The Attorneys General of California, Illinois, and New York have filed a motion for summary judgment in their lawsuit filed against the Office of the Comptroller of the Currency (OCC) to enjoin the OCC’s final rule purporting to override the Second Circuit’s Madden decision as to national banks and federal savings associations.  The OCC must file its opposition to the summary judgment motion and any cross-motion for summary judgment by January 14, 2021.  All briefing is to be completed by February 25, 2021 and a hearing on the motions is scheduled for March 14, 2021.

The AGs’ complaint alleges that the OCC rule violates the Administrative Procedure Act because it is “arbitrary, capricious, an abuse of discretion, or otherwise contrary to law,” “in excess of statutory jurisdiction, authority, or limitations, or short of statutory right,” and taken “without observance of procedure required by law.”  The OCC filed an answer to the complaint on November 12.

The AGs’ central arguments in support of their summary judgment motion are:

  • The OCC’s rule conflicts with the plain language of Section 85 and 12 U.S.C. §1463, which apply only to interest that a national bank or federal savings association may charge.
  • The OCC lacks authority to issue the rule because the rule governs only the conduct of non-banks, i.e. the interest rate a non-bank can charge after a bank transfers a loan to it.
  • The OCC’s constructions of Section 85 and 12 U.S.C. §1463 are not entitled to Chevron deference because “they lack thorough consideration and support, proceed from invalid reasoning, and…are inconsistent with prior OCC positions without explanation.”
  • The OCC failed to comply with the Dodd-Frank Act’s preemption requirements which apply because the rule’s effect and purpose is to preempt otherwise applicable state interest rate caps.  Among such requirements is application of the Barnett Bank standard that requires a finding that the preempted state law significantly interferes with a national bank’s exercise of its powers.
  • The rule is without support in the record because even if the OCC applied Barnett Bank, it made no findings that could support the rule under that standard.  The OCC has merely speculated that Madden has caused uncertainty in secondary credit markets and, in any event, application of state rate caps to non-banks does not significantly interfere with national banks’ ability to make and sell loans.
  • The OCC failed to consider the rule’s facilitation of rent-a-bank schemes and that the rule creates a regulatory vacuum by placing non-bank loan buyers outside any meaningful regulation.

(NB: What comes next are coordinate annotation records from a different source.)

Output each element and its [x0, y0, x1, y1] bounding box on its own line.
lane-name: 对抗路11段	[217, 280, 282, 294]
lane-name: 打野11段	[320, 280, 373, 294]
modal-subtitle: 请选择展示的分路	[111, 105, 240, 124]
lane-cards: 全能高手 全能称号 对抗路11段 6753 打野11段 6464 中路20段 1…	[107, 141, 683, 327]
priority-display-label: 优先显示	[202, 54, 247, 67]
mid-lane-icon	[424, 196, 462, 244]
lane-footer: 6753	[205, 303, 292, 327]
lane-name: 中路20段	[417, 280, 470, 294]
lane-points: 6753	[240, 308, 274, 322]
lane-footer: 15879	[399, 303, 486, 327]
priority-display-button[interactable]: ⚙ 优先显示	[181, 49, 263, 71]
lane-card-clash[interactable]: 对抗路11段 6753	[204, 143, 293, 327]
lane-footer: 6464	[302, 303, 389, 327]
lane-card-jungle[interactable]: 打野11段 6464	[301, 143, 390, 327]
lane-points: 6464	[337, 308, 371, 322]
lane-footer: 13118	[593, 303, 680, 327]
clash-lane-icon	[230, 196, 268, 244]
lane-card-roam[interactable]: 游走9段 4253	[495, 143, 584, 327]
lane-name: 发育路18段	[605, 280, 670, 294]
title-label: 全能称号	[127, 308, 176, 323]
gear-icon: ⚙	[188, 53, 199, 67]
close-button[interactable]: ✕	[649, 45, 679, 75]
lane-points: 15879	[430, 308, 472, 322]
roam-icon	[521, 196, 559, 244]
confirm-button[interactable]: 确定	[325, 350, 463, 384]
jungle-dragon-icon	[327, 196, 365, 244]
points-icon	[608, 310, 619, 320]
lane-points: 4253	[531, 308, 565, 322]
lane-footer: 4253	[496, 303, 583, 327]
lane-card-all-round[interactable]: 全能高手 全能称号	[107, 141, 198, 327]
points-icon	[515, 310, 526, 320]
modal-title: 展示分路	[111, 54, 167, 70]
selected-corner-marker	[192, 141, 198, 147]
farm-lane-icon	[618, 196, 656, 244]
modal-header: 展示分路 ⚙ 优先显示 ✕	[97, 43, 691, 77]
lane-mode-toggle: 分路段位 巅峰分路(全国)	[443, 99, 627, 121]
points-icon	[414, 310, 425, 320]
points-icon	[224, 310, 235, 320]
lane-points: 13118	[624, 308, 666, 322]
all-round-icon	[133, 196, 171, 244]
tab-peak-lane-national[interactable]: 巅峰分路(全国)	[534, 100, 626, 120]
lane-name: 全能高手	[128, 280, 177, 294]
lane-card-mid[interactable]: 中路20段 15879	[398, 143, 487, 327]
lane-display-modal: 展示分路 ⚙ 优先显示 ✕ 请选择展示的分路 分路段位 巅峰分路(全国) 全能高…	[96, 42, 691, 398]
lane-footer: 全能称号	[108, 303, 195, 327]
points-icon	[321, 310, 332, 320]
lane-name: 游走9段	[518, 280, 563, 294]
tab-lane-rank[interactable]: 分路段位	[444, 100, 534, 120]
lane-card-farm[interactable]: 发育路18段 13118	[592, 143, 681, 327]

The AGs in the lawsuit against the OCC, joined by the AGs for the District of Columbia, Massachusetts, Minnesota, New Jersey, and North Carolina, filed a second lawsuit against the FDIC to enjoin its similar “Madden-fix” rule as to state banks.  The second lawsuit was filed in the same California federal district court as the lawsuit against the OCC and both cases will be heard by Judge Jeffrey S. White who was appointed to the federal bench in 2002 by President George W. Bush.  Judge White entered an order approving a stipulation between the AGs and the FDIC that requires the FDIC to file an answer to the complaint by January 14, 2020 and for the AGs and the FDIC to file cross-motions for summary judgment by, respectively, February 25 and March 25, 2021.  All briefing must be completed by May 6, 2021 and a hearing on the cross-motions is scheduled for June 4, 2021.

It is unclear what impact the change to a Biden Administration will have on both Madden-fix rules and the two lawsuits.  In a letter sent to President-elect Biden earlier this month, House Financial Services Committee Chairman Waters has called upon the Biden Administration to rescind both rules.  President-Biden is expected to appoint a new Comptroller of the Currency.  While FDIC Chairman McWilliams, appointed by President Trump, has indicated that she plans to remain in her position as Chairman until her five-year term ends in 2023, Democrats will hold a majority of FDIC seats.  Accordingly, there is a possibility that one or both agencies will revisit their Madden-fix rules and decide to no longer defend their rules in the pending lawsuits.